Timing: Immediately.

Federal Cost-share: N/A

Notes: The EPA Administrator is subject to submit a report to the Senate Committee on Environment and Public Works and the House Committee on Energy and Commerce within two years of the grants being awarded under the pilot program.


Authorizes $10B to provide funding for states and water utilities (drinking water and wastewater). These funds are authorized for the use in the treatment of any pollutant that is a perfluoroalkyl or polyfluoroalkyl substance. The funds are split into three separate programs: $5B through the EPA’s Assistance to Small and Disadvantaged Communities Program and State Response to Contaminants program to address emerging contaminants; $4B through the Drinking Water State Revolving Fund for emerging contaminants with a focus on PFAS; and $1B through the Clean Water State Revolving Fund to address emerging contaminants.

Agency of Jurisdiction: EPA – Small, Underserved, and Disadvantaged Communities Grant Program

Eligible Grantees: An eligible entity includes an owner or operator of a public water system that facilitates in connecting the household of the eligible individual to the public water system; or a nonprofit entity that assists eligible individuals with the costs associated with connecting the household of the eligible individual to a public water system. Up to 100% of the funding will be administered as grants.

Timing: Immediately.

Federal Cost-share: N/A

Notes: The EPA Administrator must submit a report to Congress that describes the implementation of the program, including a description of the use, within 3 years of enactment.


Authorizes $3.5B for domestic and community sanitation facilities for Indians, which includes $1.7B is set aside for drought resiliency for the Indian Health Service Sanitation Facilities Construction program. Additional, funds are made available to Tribes and Tribal organizations under the Indian Self-Determination and Education Assistance Act on a one-time basis.

Agency of Jurisdiction: Department of Health and Human Services (HHS) – Indian Health Service – Safe Water and Waste Disposal Facilities

Eligible Grantees: Federal agencies, states, and organizations that collaborate and provide resources to Tribes for community sanitation facilities.

Timing: The HHS Secretary is required to provide Congress a detailed spending plan, as part of the annual budget, no later than 90 days.

Federal Cost-share: N/A


Authorizes $2.5B for settlement funds, to establish the “Indian Water Rights Settlement Completion Fund” under the Treasury Department. The deposited funds are to be utilized by the Secretary of Interior for transfers, authorized Native American water rights claims, to satisfy obligations under an Indian water settlement approved and authorized by an Act of Congress.

Agency of Jurisdiction: Department of Interior (DOI)– Indian Water Rights Settlement

Eligible Grantees: Entities on the federal, state and local level that collaborate with tribes in conducting water resource investigations, implementations, and settlements.

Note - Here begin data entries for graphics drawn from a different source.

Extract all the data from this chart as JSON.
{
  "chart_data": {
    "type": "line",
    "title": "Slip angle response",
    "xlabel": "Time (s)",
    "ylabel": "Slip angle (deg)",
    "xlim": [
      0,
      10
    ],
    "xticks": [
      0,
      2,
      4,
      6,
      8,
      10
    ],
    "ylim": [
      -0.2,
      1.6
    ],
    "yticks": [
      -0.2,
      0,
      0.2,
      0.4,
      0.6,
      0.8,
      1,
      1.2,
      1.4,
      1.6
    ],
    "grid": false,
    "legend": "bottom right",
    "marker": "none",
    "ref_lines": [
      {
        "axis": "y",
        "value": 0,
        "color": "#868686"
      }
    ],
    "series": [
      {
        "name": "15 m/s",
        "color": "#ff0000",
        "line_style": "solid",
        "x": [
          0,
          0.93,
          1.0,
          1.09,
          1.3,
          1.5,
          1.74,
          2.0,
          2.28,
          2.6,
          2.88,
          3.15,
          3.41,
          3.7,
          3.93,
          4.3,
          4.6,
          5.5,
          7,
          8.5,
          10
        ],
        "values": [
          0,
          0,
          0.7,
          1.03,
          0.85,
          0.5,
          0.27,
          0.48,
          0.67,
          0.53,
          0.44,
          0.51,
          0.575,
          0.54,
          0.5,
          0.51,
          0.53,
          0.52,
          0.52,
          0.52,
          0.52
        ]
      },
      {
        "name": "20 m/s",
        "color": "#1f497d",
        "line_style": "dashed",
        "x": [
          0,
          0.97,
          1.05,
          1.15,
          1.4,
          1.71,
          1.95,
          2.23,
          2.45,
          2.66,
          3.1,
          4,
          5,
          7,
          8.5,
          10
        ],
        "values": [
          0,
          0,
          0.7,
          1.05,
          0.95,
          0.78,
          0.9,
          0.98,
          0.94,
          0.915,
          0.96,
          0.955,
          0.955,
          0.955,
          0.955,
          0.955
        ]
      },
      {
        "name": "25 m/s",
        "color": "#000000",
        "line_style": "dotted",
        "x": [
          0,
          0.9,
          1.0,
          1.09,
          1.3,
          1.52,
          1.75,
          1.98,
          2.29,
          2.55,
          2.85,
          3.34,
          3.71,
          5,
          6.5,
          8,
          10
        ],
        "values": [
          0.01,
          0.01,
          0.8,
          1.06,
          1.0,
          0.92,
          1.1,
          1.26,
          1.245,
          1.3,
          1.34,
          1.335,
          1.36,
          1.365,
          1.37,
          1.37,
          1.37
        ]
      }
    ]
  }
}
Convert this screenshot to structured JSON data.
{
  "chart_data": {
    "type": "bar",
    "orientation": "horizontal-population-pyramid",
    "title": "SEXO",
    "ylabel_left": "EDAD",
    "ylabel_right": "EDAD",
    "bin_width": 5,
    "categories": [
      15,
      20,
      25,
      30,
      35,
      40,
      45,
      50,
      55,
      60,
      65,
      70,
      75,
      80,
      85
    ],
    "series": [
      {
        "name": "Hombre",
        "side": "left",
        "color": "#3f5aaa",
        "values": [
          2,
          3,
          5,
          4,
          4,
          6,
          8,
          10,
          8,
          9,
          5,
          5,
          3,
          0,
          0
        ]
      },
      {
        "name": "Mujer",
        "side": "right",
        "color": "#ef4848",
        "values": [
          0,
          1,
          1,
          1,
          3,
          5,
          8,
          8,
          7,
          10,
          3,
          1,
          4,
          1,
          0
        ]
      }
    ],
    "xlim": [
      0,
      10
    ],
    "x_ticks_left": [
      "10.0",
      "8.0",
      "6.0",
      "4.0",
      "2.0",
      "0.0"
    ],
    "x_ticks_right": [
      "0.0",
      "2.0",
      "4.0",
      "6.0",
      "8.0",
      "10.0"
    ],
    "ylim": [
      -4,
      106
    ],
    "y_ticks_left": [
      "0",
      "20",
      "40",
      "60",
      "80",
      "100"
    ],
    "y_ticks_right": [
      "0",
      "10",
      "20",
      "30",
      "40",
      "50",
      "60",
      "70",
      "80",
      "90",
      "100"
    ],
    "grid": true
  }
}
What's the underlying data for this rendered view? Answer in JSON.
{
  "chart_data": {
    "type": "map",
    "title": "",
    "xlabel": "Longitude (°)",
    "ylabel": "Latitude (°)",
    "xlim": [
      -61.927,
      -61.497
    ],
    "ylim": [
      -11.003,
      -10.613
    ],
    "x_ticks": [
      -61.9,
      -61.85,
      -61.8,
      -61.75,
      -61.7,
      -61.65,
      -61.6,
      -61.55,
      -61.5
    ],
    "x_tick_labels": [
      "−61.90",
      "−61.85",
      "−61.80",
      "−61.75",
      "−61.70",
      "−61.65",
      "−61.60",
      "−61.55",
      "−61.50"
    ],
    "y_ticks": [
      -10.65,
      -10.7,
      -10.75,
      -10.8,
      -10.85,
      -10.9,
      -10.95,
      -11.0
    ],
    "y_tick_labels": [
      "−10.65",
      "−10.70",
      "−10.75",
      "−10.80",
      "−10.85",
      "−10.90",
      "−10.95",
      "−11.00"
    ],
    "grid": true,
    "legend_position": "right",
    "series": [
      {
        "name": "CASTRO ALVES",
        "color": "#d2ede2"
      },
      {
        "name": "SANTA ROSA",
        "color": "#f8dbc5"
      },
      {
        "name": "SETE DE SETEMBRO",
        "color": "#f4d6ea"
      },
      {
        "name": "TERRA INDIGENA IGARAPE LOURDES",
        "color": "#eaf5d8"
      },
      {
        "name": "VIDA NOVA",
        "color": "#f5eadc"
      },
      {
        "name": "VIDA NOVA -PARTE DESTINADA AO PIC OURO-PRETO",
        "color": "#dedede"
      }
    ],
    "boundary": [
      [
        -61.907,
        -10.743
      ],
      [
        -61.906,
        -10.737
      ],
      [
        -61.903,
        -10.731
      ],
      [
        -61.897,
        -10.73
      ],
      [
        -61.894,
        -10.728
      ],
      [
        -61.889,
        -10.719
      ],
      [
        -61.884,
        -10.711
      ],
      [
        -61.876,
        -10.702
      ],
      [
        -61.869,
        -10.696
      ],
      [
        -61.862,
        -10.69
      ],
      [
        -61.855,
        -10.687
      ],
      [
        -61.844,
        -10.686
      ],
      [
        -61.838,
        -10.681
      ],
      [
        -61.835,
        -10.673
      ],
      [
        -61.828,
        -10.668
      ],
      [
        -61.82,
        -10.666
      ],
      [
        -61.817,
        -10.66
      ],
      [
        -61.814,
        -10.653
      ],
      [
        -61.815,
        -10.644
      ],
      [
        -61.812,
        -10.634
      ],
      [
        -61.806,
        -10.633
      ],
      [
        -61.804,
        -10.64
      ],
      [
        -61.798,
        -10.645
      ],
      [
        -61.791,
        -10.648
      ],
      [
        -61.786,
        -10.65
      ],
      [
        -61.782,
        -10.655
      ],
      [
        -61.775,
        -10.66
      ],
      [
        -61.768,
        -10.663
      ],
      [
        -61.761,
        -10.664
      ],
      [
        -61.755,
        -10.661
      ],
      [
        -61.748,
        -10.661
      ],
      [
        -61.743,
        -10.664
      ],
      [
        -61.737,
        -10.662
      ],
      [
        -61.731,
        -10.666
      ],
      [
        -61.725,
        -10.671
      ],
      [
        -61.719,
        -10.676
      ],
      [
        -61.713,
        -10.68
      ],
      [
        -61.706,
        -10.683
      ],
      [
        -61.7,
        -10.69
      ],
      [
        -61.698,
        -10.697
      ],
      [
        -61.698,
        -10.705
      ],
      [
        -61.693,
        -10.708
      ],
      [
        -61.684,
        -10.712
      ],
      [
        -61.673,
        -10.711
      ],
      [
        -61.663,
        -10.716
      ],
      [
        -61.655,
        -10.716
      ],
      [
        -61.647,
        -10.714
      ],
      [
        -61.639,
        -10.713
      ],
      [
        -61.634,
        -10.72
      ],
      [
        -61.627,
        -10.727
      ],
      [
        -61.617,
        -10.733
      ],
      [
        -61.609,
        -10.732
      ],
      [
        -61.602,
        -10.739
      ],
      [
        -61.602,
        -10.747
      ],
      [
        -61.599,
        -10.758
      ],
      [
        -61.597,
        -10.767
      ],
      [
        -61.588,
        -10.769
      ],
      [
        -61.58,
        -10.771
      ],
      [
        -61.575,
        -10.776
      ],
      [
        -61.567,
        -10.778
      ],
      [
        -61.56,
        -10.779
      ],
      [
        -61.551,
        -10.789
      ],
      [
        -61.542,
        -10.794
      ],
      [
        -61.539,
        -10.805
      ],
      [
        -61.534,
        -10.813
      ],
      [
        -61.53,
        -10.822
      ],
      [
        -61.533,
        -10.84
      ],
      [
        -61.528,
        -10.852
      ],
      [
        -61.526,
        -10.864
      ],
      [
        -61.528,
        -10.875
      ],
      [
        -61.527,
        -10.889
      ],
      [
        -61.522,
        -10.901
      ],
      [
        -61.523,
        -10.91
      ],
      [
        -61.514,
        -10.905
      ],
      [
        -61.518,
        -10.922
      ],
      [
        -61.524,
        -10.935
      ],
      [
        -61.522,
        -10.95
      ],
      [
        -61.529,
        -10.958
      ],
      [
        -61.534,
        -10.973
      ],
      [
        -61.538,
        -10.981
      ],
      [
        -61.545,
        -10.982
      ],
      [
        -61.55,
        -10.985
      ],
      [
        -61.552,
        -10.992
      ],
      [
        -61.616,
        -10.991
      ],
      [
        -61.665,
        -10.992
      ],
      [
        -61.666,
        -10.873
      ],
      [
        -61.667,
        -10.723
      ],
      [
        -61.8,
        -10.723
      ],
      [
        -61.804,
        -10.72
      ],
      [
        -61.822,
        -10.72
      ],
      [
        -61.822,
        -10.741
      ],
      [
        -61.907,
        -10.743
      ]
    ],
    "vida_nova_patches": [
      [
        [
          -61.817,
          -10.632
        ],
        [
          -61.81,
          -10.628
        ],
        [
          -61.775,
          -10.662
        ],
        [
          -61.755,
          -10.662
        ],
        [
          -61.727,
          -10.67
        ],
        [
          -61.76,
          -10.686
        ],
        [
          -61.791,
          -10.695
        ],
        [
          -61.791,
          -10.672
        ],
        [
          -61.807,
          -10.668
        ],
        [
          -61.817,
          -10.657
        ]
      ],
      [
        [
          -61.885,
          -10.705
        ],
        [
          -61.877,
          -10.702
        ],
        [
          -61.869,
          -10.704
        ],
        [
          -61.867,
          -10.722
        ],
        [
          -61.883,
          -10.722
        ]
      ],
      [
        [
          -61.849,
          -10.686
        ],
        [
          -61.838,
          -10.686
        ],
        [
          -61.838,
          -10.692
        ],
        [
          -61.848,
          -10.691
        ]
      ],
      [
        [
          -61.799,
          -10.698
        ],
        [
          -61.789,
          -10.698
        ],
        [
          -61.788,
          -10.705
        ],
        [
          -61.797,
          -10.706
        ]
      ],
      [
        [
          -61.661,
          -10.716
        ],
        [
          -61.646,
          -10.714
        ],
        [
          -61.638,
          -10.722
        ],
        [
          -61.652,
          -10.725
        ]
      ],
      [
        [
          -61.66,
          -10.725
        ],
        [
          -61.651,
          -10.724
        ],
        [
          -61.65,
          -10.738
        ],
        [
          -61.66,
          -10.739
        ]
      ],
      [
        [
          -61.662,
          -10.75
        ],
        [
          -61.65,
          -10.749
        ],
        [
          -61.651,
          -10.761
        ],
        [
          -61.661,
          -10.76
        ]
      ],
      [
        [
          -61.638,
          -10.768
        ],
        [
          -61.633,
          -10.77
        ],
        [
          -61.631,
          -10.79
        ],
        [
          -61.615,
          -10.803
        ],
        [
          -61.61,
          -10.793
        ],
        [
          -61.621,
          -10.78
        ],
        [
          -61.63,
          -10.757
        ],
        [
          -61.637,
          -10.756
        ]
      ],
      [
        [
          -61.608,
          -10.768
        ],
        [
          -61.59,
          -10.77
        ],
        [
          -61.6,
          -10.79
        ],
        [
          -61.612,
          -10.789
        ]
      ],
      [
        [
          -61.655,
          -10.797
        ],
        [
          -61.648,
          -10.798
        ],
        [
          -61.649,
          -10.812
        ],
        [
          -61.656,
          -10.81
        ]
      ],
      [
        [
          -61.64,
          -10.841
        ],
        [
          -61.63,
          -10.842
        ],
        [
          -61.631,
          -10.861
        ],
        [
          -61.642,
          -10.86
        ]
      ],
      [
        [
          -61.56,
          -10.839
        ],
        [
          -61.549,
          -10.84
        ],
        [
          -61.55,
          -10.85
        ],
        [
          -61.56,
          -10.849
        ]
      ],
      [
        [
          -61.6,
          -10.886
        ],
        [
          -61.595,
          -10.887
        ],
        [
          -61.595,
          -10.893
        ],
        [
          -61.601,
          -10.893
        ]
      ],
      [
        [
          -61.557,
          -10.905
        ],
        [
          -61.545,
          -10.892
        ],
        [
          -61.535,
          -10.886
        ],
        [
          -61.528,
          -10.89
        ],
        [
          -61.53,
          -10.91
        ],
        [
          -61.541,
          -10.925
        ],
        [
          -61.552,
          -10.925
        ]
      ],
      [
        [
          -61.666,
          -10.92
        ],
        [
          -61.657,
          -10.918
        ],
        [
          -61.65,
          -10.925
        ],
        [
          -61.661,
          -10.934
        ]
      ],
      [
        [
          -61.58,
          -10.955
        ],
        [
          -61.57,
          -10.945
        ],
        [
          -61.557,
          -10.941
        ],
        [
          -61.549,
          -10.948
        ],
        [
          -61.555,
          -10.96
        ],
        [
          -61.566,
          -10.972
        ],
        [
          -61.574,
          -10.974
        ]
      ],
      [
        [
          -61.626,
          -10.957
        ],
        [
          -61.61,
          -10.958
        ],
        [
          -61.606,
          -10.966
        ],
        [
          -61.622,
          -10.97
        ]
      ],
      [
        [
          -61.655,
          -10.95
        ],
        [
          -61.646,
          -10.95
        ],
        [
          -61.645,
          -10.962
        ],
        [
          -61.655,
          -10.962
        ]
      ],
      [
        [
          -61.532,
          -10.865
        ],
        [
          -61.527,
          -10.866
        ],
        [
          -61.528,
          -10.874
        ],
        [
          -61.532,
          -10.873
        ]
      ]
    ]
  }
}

Timing: The Secretary of the Interior is granted discretion to determine the sequence and timing of transfers of funds to complete settlements as expeditiously as practicable.

Federal Cost-share: N/A


Modifies the Internal Revenue Code for a $1.3B tax exemption, which provides an exclusion from gross income for contributions to the capital of a corporation. This excludes from taxable income, any “contribution in aid of construction” (CIAC) or any other contribution as a customer or potential customer, as well as any contribution by any government entity or civic group (other than a contribution made by a shareholder as such) for purposes of water or sewerage improvements.

Agency of Jurisdiction: Internal Revenue Service

Eligible Grantees: An amount is expended for the acquisition or construction of water and sewer construction and accurate records are kept of the amounts contributed and expenditures made.

Timing: This provision applies to contributions made after December 31, 2020, unless the contribution is made by a government entity pursuant to a master development plan that is approved prior to the effective date by a government entity.